Inspired by actual events, Tearepa Kahi’s gripping feature stars Cliff Curtis as a Māori police officer torn between his obligation to his community and his duty to his badge, when New Zealand police raid an Indigenous community accused of harbouring a domestic terrorist cell.
After recently returning to his home community, police sergeant “Taffy” Tāwharau (Cliff Curtis) spends his days in relative quiet. With little happening on the police front in the remote Ruatoki Valley of Aotearoa (New Zealand), Taffy takes care of his ailing father and occasionally lends a hand driving the local school bus. Unbeknownst to him and his police partner, their peaceful community will soon be shattered by an unexpected armed raid seeking to uncover presumed domestic terrorists. The target: Tame Iti, a well-known Māori rights activist who runs a culturally driven survival-skills camp focused on keeping the identity of the Tūhoe people alive — which the government-led forces regard as a home-grown terrorist cell.
Inspired by actual events over the past 100 years, Muru dives headlong into the fraught dynamics between Indigenous communities and colonial police forces.

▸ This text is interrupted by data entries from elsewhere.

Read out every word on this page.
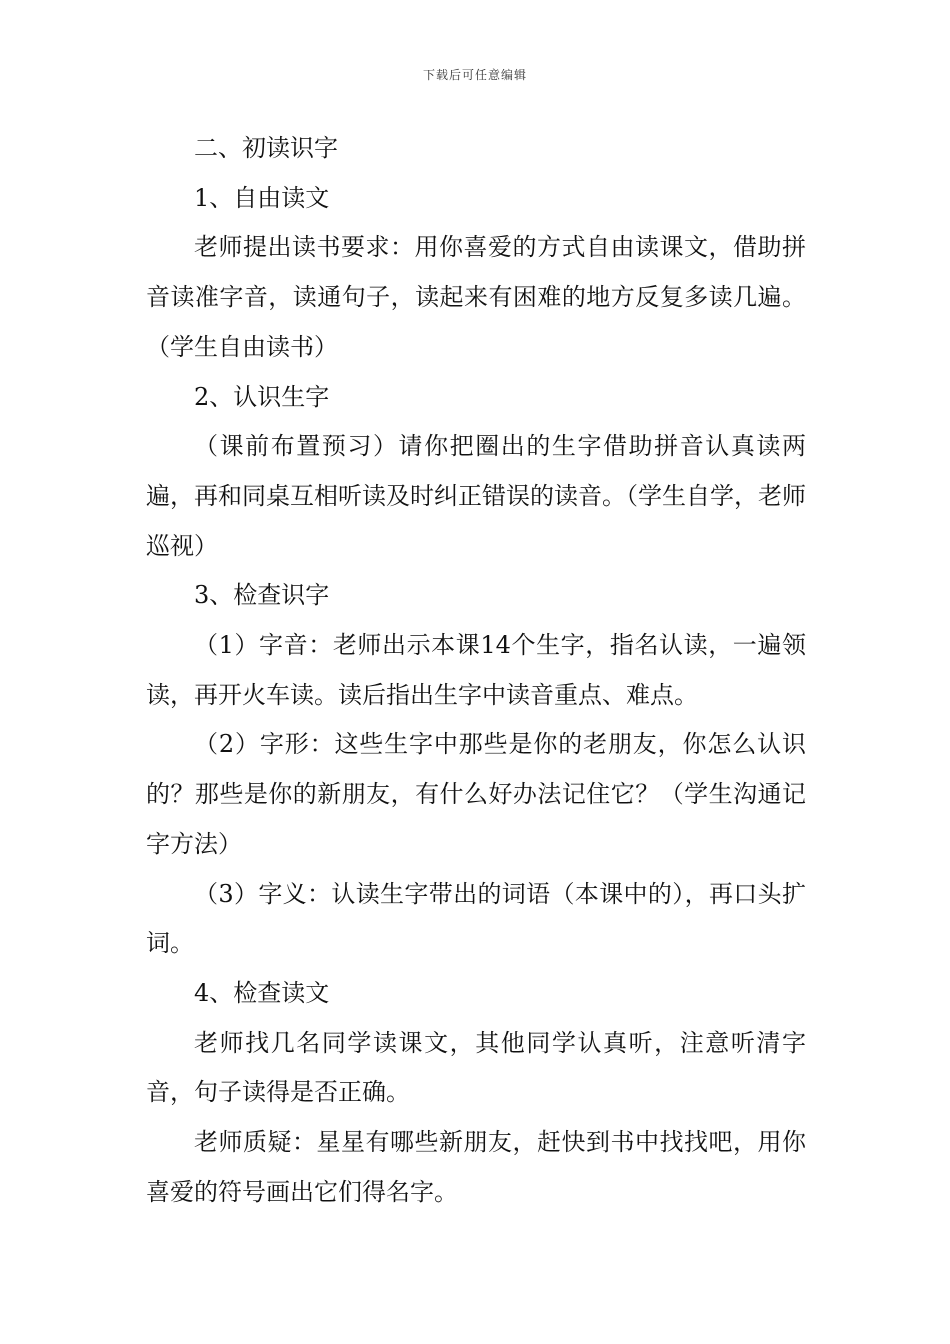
下载后可任意编辑

二、初读识字

1、自由读文

老师提出读书要求：用你喜爱的方式自由读课文，借助拼音读准字音，读通句子，读起来有困难的地方反复多读几遍。（学生自由读书）

2、认识生字

（课前布置预习）请你把圈出的生字借助拼音认真读两遍，再和同桌互相听读及时纠正错误的读音。（学生自学，老师巡视）

3、检查识字

（1）字音：老师出示本课14个生字，指名认读，一遍领读，再开火车读。读后指出生字中读音重点、难点。

（2）字形：这些生字中那些是你的老朋友，你怎么认识的？那些是你的新朋友，有什么好办法记住它？（学生沟通记字方法）

（3）字义：认读生字带出的词语（本课中的），再口头扩词。

4、检查读文

老师找几名同学读课文，其他同学认真听，注意听清字音，句子读得是否正确。

老师质疑：星星有哪些新朋友，赶快到书中找找吧，用你喜爱的符号画出它们得名字。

For Taffy — a Māori police officer — the raid prompts an even deeper dilemma, as he’s forced to choose between standing with his people or honouring his duty to the police force. As the circumstances of the raid escalate, so too does the tension between Taffy, his fellow officers, and his community that he so desperately wants to protect.
With this film, told largely in Te Reo Māori, director Tearepa Kahi offers a firm response to the history of violent police raids that Tūhoe have withstood since 1916. Grounded by Curtis’s remarkable lead performance, the film features a roster of famous faces from Aotearoa, including Jay Ryan, Manu Bennett, and — as himself — the legendary activist and leader Tame Iti. Named after a Māori process of redressing transgressions, Muru ultimately explores profound notions of justice, understanding, and the weight of consequence.